By Katie Kerwin McCrimmon
COLORADO SPRINGS — Obamacare moved one step closer to becoming reality in Colorado this week.
Consumers can now talk with live customer service agents if they want to learn about options to get tax credits and buy health insurance through Colorado’s new health exchange. The number is: 1-855-PLANS-4-YOU (1-855-752-6749).
Connect for Health Colorado officially opened its call center this week and dozens of agents are now standing by in a refurbished warehouse where calls started flowing in on Tuesday.
Consumers can’t sign up for health plans yet. Nor can they determine exactly how much they’ll get if they qualify for tax rebates to lower their health insurance costs. But, they can reach agents who are eager to answer basic questions about how the exchange will work.
To actually buy a health plan or qualify for a tax rebate, consumers will need to wait for the official launch date on Oct. 1.

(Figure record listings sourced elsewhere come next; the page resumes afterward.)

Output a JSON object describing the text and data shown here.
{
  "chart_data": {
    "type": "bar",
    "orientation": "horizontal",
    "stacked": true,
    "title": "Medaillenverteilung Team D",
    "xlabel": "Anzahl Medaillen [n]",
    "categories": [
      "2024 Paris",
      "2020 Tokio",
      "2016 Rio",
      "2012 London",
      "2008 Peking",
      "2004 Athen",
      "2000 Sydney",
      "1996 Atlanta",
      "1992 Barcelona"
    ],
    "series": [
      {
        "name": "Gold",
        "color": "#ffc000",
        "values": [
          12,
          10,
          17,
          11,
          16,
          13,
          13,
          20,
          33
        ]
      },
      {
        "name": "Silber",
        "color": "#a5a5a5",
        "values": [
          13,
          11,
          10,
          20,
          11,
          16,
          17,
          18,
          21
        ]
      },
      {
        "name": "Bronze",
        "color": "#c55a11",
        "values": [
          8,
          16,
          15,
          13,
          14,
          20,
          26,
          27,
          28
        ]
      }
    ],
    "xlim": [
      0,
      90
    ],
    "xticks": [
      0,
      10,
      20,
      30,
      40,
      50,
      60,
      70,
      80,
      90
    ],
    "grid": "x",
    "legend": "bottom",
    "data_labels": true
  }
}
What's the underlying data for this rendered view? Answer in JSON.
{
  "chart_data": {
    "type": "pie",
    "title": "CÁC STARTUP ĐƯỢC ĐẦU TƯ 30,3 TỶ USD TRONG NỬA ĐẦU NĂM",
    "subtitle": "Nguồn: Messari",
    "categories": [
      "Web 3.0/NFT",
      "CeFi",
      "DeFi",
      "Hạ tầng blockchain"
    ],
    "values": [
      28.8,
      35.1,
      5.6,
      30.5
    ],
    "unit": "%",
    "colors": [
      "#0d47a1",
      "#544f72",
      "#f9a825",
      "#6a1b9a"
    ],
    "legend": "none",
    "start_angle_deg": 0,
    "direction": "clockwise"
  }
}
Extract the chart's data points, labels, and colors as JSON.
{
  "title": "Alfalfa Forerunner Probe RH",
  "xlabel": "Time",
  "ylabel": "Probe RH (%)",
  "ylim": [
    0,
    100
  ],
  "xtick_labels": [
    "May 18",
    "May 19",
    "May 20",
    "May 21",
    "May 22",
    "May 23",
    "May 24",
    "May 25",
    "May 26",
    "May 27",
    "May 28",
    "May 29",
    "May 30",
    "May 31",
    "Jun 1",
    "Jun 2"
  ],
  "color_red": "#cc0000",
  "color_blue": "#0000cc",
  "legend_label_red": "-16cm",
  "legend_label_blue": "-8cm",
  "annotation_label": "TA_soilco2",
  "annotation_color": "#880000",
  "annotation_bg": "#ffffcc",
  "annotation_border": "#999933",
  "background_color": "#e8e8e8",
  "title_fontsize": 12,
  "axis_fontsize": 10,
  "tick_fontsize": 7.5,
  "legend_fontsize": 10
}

So far about 60 customer service agents have taken four-week training classes and are ready to guide consumers. Those numbers will increase to 187 for Oct. 1. Managers will add more agents if necessary. One group of workers will specialize in speaking Spanish. If help is needed with additional languages, workers can tap outside experts who can handle 173 different languages.
“We’ll be ready for whatever call volume we have,” said Cammie Blais, Connect for Health’s chief financial officer.
Workers will earn between $11 and $20 each per hour and the jobs — not surprisingly — come with health benefits. Connect for Health will also have some in-house insurance agents who can give more specific answers if callers want advice on which plan suits them best. Customer service agents aren’t allowed to recommend specific plans whereas licensed agents are allowed to make recommendations.
“From a customer service perspective, our goal is to be prepared for all contingencies,” said Rolando Salinas, a senior executive for Eventus Solutions Group, who helped oversee the transformation of the center form an old Honeywell call center to the 25,000-square-foot Connect for Health center. Managers liked the fact that the warehouse had windows and space for an airy break room with some outdoor seating and a view to the west of Cheyenne Mountain. Setting up the center cost about $3 million and required workers to install 25 miles of new cable in 10 days.
“And it worked,” Salinas said.
Operating the call center during the first couple of years will cost about $8 million a year. Blais expects those costs to decrease over time.
The center sits among several warehouses but is relatively close to busy commercial areas of Colorado Springs, which makes it an attractive work place for employees, center director, Jeff Higgins said. Managers for Connect for Health asked reporters getting a tour not to disclose the specific location to keep the center secure.
The plan is that no customers will be placed on hold. Calls with basic “information seekers” are expected to take 8 to 10 minutes, but if callers want to go through the full enrollment process, calls could take more than an hour.
Creating Colorado’s health exchange has cost nearly $200 million with federal grants funding the bulk of the costs. Managers have set new relatively conservative targets of enrolling about 136,000 people in health plans in 2014 and ramping up to about 300,000 in the third year. By Jan. 1 of 2015, Connect for Health must be self-sustaining, a prospect that Blais says is possible if the exchange hits its enrollment targets.
“We should be good to continue right on into forever. With our founding legislation…we’re responding to what Colorado state (officials) asked of us — providing access to affordable insurance here in the state,” Blais said.
Added Salinas: “We’ve talked about what Obamacare means. This is that living proof that we’re doing it, that people can call and actually speak to someone and get questions answered. This is where the work takes place and that’s a big deal.”